Here lately I've been asked alot about using Orion to collect data for PCI compliance. For the most part, this is pretty easy as Orion does a great job of managing routers, switches, firewalls, and servers. As a matter of fact, I've helped hundreds of customers setup special reports in Orion to highlight these features.
Things get a little more complicated when it comes to collecting logs from Windows servers and PCs. One way to tackle this is to use the Windows Event Log forwarder that we provide as a free download. This utility installs on the Windows systems and converts the event log messages into syslog messages and forwards them to Orion's Syslog Server.
Another creative way of solving this problem is to use the SNMP trap service on the windows machines forward the event log messages as traps. Orion can then receive, store, and alert on these traps.
Orion includes a highly scalable rules engine for the SNMP Trap Receiver and the Syslog Server that can be used to setup alerts and actions based upon message format, content, source, and etc.

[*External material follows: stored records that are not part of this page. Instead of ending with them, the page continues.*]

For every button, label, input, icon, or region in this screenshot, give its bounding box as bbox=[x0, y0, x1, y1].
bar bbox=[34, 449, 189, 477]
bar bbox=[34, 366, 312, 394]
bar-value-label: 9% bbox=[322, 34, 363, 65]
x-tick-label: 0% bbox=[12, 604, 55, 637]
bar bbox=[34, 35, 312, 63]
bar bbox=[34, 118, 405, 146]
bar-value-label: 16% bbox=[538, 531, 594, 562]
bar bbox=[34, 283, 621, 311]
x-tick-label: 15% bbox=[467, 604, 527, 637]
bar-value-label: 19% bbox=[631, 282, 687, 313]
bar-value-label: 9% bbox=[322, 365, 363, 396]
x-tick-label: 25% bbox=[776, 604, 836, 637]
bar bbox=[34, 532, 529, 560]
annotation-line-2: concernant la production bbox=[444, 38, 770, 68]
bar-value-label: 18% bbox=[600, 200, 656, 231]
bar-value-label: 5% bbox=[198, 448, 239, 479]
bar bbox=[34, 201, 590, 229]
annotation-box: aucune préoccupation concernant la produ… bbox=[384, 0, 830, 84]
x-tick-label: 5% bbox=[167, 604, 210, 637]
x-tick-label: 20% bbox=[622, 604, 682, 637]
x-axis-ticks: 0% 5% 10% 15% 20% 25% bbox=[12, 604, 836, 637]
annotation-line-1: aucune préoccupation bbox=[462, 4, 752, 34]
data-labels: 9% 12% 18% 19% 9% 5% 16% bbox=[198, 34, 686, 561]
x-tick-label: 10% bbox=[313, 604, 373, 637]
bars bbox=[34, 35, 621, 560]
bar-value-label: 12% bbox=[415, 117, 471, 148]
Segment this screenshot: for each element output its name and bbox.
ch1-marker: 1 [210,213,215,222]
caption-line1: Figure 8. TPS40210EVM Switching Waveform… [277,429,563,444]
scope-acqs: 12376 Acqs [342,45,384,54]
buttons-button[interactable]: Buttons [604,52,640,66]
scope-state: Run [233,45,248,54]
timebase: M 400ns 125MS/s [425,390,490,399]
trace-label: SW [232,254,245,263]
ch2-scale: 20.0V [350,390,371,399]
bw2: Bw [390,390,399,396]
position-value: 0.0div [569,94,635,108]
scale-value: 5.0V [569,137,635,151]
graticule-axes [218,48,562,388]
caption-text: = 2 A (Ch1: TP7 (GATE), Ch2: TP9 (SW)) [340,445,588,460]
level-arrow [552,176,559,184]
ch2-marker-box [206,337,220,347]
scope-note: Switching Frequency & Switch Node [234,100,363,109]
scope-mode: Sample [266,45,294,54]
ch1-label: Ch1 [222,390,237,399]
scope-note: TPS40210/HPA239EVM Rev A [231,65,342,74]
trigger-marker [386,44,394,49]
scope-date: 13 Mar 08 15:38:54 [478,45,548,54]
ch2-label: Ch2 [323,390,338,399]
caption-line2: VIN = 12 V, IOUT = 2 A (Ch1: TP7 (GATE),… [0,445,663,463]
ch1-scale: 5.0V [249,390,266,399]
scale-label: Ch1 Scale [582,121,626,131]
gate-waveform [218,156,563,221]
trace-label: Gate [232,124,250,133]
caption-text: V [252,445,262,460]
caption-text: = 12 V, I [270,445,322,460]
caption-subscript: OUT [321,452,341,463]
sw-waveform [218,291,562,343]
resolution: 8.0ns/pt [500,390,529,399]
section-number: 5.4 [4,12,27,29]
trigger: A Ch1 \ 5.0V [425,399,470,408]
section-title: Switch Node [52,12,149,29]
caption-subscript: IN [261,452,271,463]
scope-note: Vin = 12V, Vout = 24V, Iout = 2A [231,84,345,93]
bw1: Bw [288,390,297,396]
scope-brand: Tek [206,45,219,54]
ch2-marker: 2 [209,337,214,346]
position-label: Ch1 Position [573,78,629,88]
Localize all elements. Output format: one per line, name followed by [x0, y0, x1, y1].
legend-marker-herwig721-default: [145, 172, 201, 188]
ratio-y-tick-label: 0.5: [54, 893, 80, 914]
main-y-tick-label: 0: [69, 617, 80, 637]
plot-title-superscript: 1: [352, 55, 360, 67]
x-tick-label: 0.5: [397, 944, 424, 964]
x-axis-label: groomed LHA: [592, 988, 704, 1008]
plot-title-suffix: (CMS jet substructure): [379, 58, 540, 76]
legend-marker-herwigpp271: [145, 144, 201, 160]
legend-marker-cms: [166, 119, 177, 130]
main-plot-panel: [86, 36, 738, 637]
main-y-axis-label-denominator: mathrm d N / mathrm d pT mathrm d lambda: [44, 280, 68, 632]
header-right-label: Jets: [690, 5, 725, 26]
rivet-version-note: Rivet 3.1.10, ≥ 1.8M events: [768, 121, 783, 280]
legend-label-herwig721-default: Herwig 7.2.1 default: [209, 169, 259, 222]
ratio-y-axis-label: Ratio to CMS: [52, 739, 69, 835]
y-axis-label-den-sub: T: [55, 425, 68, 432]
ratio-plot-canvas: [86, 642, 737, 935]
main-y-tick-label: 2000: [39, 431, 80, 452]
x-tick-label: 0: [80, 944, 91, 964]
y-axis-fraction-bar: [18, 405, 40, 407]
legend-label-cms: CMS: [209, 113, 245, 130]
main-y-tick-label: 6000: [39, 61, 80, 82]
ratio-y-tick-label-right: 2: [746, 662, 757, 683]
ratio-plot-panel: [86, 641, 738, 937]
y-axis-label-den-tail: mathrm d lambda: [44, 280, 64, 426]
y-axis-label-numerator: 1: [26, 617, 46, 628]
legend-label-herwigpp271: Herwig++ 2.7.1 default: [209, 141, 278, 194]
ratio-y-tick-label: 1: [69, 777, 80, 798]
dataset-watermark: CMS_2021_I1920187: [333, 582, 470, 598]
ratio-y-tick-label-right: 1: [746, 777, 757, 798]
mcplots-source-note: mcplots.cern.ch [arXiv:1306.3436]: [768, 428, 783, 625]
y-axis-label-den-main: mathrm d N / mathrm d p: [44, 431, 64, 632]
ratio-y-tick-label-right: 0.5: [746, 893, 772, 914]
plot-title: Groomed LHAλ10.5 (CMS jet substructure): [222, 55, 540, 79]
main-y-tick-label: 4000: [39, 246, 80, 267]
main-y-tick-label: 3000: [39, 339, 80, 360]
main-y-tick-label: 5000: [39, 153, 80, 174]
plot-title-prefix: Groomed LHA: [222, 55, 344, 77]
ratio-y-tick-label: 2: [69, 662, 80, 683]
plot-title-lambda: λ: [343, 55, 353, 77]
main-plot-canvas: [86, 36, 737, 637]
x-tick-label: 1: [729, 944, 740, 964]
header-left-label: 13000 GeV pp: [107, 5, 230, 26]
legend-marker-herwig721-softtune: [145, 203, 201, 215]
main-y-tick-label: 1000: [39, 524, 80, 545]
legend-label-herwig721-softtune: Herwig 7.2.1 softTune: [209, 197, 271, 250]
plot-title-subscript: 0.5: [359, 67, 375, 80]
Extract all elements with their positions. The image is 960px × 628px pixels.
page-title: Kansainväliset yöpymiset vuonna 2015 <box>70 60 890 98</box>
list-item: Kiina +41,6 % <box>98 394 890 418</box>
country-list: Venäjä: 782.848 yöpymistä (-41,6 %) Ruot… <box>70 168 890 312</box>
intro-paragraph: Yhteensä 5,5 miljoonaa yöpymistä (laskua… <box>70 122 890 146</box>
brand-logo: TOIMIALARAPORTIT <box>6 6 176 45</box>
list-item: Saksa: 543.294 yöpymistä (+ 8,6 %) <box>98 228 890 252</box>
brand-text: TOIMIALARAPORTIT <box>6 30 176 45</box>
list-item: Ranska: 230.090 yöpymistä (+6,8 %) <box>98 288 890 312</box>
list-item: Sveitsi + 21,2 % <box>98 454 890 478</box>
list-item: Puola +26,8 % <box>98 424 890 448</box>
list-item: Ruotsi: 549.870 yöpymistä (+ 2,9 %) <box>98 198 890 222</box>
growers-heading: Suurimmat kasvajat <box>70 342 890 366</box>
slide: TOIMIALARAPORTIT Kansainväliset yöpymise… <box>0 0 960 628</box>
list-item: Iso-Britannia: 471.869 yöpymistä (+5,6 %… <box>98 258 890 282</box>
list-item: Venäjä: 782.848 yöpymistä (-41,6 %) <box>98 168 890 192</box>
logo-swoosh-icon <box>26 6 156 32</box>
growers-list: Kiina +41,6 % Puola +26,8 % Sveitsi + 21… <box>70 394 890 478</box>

The users that take advantage of these features love them - but not too many people know about them.
Obviously, there are many other ways to collect this data including collecting it directly via WMI and using other third party agents to provide the logs. I'd love to hear how you're collecting logs from your Windows systems and any hiccups that you've encountered.
Well, I'm out in New Jersey this week talking with the DoD about network management systems, interoperability, and best practices for building NOCs. I'd planned to take my iPhone out and get some cool pics of me standing in front of a tank or something but it's been dark when we finish every day.
It's interesting to hear everyone's opinion about how network management systems should operate and interoperate. Definitely some very smart people here and I'm looking forward to chatting with them more tomorrow.
In the meantime, I've been thinking a bit about how these practices can apply to those of you in the commercial sector. If you've got a cool NOC drop me a note and I'd like to chat and possibly come see you.
Two of the things that I get asked about a lot are a) how often you should poll your devices and b) how SNMP counters work. Let's address the question about polling frequency first.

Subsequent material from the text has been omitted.